David Rosenberg, the outspoken economist at wealth managers Gluskin Sheff in Toronto, reminds us that the Labor Department's monthly The Employment Situation is a report, drawn from two complex surveys, rather than just a headline. He points out statistics that don't square with the media's optimistic read, as well as inconsistencies. For example:
If not for the slide in the labour force last month, the unemployment rate would have gone back up to 10%!Indeed, the size of the labor force, including people working and seeking work, fell 254,000 in October, and stands today about where it did a year ago, even though the U.S. population is larger by 2 million people.

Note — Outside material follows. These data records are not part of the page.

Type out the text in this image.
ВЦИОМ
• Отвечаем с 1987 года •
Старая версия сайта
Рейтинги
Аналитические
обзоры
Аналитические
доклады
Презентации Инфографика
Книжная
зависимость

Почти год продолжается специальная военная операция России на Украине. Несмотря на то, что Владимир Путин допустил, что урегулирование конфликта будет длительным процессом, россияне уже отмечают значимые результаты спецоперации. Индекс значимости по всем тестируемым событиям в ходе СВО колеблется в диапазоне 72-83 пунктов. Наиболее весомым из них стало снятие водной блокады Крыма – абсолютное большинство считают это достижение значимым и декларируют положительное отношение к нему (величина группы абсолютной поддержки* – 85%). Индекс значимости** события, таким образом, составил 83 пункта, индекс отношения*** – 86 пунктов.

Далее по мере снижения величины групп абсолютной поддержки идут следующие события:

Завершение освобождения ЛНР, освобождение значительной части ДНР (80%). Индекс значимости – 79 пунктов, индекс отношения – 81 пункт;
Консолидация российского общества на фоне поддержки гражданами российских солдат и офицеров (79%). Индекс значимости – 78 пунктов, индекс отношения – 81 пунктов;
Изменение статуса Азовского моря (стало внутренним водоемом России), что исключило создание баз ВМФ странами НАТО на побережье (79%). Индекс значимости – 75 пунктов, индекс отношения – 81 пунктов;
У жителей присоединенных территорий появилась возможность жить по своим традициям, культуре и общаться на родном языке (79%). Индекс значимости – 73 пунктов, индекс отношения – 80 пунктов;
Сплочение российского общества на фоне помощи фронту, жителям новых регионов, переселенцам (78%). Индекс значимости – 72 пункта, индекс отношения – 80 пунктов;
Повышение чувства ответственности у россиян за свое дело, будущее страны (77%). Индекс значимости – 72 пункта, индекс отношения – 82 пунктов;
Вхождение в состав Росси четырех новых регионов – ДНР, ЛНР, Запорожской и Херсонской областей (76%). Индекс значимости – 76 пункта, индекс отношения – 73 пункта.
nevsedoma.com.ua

The number of people employed declined as well, by 330,000 -- far more than the jobs created.
Rosenberg also notes:
[T]he participation rate fell from 64.7% in September to 64.5% - the lowest level since November 1984! How is that bullish?This graph shows the decline in participation, that is, the proportion of the population working.

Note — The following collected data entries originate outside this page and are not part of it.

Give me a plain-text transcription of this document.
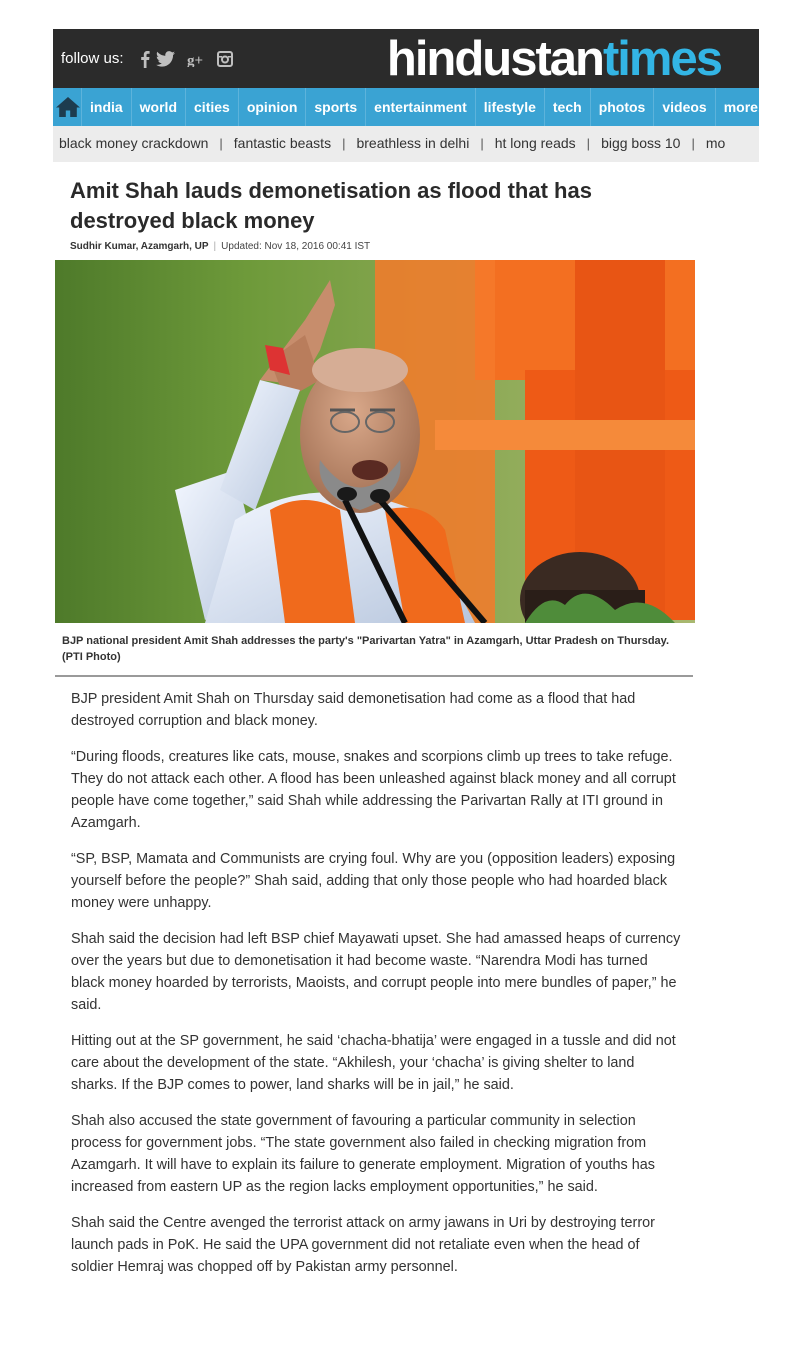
follow us:	g+	hindustantimes
india	world	cities	opinion	sports	entertainment	lifestyle	tech	photos	videos	more...
black money crackdown | fantastic beasts | breathless in delhi | ht long reads | bigg boss 10 | mo
Amit Shah lauds demonetisation as flood that has destroyed black money
Sudhir Kumar, Azamgarh, UP | Updated: Nov 18, 2016 00:41 IST
BJP national president Amit Shah addresses the party's "Parivartan Yatra" in Azamgarh, Uttar Pradesh on Thursday. (PTI Photo)

BJP president Amit Shah on Thursday said demonetisation had come as a flood that had destroyed corruption and black money.

“During floods, creatures like cats, mouse, snakes and scorpions climb up trees to take refuge. They do not attack each other. A flood has been unleashed against black money and all corrupt people have come together,” said Shah while addressing the Parivartan Rally at ITI ground in Azamgarh.

“SP, BSP, Mamata and Communists are crying foul. Why are you (opposition leaders) exposing yourself before the people?” Shah said, adding that only those people who had hoarded black money were unhappy.

Shah said the decision had left BSP chief Mayawati upset. She had amassed heaps of currency over the years but due to demonetisation it had become waste. “Narendra Modi has turned black money hoarded by terrorists, Maoists, and corrupt people into mere bundles of paper,” he said.

Hitting out at the SP government, he said ‘chacha-bhatija’ were engaged in a tussle and did not care about the development of the state. “Akhilesh, your ‘chacha’ is giving shelter to land sharks. If the BJP comes to power, land sharks will be in jail,” he said.

Shah also accused the state government of favouring a particular community in selection process for government jobs. “The state government also failed in checking migration from Azamgarh. It will have to explain its failure to generate employment. Migration of youths has increased from eastern UP as the region lacks employment opportunities,” he said.

Shah said the Centre avenged the terrorist attack on army jawans in Uri by destroying terror launch pads in PoK. He said the UPA government did not retaliate even when the head of soldier Hemraj was chopped off by Pakistan army personnel.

Geez, what a downer. Let's take a look at a positive alternative view, from The New York Times Economix blog. David Leonhardt contradicts economist Brad DeLong, who contends that "there was no economic recovery earlier this year, so it's wrong to say that the recovery faltered." He offers this graph, which pulls the whole part-time Census thing out of the numbers of net new jobs:
What to make of this? Recovery or not? I will just say that at a turning point, which is where the U.S. economy stands, at least in employment turns, there are plenty of conflicting signals. But at least we are no longer headed down.